Renal Gangliosides Are Involved in Lead Intoxication

The biological effects of lead are well defined; however, neither the risk exposure level nor the subcellular mechanism of its action is completely clear. The present work was undertaken to investigate the effects of low level and long term lead exposure on the composition and expression of rat renal gangliosides. In order to identify ganglioside expression, frozen sections of kidneys were stained with monoclonal antibodies GMB16 (GM1 specific), GM28 (GM2 specific), AMR-10 (GM4 specific) and CDW 60 (9-O-Ac-GD3 specific). Strong reactivity was observed for GMB28, AMR-10 and CDW 60, while GMB16 developed only weak labelling in treated kidney compared with the control. The alterations in the expression of renal gangliosides observed by immunohistochemistry were accompanied by quantitative and qualitative changes in the thin layer chromatography of total gangliosides isolated from kidney tissues. Lead treatment produced a significant increase in 9-O-Ac GD3, a ganglioside involved in apoptotic processes.

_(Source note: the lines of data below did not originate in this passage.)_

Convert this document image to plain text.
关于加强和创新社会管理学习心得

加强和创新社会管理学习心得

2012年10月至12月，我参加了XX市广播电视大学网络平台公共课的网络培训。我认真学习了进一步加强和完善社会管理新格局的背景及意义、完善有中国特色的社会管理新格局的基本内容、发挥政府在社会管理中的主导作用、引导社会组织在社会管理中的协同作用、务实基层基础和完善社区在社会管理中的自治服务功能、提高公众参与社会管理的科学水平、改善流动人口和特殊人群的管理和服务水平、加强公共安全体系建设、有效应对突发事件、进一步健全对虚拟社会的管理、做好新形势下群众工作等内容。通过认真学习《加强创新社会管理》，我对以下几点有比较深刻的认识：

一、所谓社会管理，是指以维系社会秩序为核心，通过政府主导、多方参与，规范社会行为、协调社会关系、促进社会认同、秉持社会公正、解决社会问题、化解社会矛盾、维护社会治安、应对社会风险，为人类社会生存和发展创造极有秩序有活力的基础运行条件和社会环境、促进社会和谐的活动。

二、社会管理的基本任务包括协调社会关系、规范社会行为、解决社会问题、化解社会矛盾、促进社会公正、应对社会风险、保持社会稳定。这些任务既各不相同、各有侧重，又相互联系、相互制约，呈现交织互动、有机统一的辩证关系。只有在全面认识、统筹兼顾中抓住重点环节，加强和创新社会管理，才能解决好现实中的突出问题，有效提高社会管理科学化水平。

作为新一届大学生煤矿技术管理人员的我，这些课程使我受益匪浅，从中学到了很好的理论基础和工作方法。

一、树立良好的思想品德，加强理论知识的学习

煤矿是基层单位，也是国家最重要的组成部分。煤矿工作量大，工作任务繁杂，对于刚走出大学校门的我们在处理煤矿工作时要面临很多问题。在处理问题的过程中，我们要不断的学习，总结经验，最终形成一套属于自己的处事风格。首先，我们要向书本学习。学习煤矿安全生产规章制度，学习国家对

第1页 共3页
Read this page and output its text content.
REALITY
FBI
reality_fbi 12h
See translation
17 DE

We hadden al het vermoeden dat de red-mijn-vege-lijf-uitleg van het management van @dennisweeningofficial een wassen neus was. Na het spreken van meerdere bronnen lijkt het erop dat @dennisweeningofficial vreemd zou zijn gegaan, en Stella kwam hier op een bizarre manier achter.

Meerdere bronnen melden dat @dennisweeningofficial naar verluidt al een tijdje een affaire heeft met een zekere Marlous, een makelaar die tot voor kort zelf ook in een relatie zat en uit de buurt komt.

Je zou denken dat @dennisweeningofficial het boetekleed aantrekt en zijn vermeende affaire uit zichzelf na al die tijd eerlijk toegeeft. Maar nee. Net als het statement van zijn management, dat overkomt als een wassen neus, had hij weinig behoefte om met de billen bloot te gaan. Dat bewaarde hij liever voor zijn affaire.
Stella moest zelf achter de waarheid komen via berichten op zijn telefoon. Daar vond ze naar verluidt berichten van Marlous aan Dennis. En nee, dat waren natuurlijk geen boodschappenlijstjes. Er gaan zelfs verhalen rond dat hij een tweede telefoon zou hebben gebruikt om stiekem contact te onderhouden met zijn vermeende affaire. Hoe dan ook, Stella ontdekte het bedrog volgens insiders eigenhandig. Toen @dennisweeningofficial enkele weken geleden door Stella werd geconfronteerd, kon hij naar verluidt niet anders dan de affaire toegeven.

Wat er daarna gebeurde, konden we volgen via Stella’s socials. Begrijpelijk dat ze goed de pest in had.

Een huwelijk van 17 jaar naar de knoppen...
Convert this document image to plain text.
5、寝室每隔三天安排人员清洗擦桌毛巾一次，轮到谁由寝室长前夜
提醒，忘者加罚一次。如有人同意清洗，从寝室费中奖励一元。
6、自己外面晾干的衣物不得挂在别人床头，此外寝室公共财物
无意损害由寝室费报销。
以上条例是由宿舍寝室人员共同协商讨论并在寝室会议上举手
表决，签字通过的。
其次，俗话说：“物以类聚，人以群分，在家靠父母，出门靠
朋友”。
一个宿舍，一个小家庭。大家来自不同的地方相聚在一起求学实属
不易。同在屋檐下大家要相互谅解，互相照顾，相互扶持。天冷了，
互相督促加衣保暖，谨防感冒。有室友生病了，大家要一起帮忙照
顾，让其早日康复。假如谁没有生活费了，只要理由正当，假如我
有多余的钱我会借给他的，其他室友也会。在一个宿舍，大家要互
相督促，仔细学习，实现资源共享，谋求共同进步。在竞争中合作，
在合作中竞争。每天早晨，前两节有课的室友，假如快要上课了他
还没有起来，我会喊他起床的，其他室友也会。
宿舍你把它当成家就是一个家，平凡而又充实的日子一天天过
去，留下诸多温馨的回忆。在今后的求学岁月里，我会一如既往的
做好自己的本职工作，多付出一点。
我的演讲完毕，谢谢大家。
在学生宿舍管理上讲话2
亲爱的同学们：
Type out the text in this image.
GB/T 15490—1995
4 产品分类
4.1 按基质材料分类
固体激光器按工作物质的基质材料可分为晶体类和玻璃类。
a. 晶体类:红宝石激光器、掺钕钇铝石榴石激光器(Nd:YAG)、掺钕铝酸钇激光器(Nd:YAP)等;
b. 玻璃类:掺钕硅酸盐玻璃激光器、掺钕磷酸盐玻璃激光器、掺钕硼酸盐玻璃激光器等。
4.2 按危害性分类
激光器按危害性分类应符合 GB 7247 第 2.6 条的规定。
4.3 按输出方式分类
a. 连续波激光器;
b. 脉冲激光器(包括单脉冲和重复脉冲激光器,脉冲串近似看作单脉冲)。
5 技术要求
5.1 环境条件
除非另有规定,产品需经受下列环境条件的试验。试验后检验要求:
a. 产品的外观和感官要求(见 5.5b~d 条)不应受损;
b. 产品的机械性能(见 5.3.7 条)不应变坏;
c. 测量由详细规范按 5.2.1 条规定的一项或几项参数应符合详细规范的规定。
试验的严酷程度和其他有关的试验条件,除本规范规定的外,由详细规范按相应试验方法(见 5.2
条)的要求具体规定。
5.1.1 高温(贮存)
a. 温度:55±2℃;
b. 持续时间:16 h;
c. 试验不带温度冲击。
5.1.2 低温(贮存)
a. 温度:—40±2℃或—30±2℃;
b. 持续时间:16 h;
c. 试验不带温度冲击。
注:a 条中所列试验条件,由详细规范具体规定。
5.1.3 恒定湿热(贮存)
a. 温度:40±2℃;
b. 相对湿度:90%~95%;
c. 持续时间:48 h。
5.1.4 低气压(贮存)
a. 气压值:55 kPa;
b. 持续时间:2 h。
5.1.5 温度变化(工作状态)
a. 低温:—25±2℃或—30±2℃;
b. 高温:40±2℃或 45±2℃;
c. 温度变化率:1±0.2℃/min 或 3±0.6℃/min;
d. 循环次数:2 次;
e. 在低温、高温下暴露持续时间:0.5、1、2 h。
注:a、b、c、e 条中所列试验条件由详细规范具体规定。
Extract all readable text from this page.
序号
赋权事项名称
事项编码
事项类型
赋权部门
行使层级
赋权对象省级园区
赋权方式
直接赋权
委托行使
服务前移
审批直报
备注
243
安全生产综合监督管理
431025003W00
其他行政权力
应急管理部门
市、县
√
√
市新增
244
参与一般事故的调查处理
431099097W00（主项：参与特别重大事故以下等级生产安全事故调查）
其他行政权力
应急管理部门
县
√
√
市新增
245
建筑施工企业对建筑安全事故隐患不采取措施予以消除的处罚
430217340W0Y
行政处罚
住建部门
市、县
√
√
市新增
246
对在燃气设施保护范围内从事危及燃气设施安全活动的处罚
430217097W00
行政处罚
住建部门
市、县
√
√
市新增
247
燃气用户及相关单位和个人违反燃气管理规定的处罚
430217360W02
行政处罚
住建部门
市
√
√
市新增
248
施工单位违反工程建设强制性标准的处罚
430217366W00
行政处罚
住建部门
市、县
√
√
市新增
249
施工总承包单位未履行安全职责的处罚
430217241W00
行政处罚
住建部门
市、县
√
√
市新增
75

In agreement with this result, a significant decrease in the number of apoptotic glomerular cells was observed with the TUNEL assay. These findings lead us to suggest that alterations in renal gangliosides produced by low level lead exposure are associated with the apoptotic processes that take place in the kidney. These findings provide evidence that low level and long term lead exposure produces renal ganglioside alterations with urinary microalbumin excretion. The results suggest that lead levels within the limits of biological tolerance already cause molecular renal damage without clinical signs of toxicity.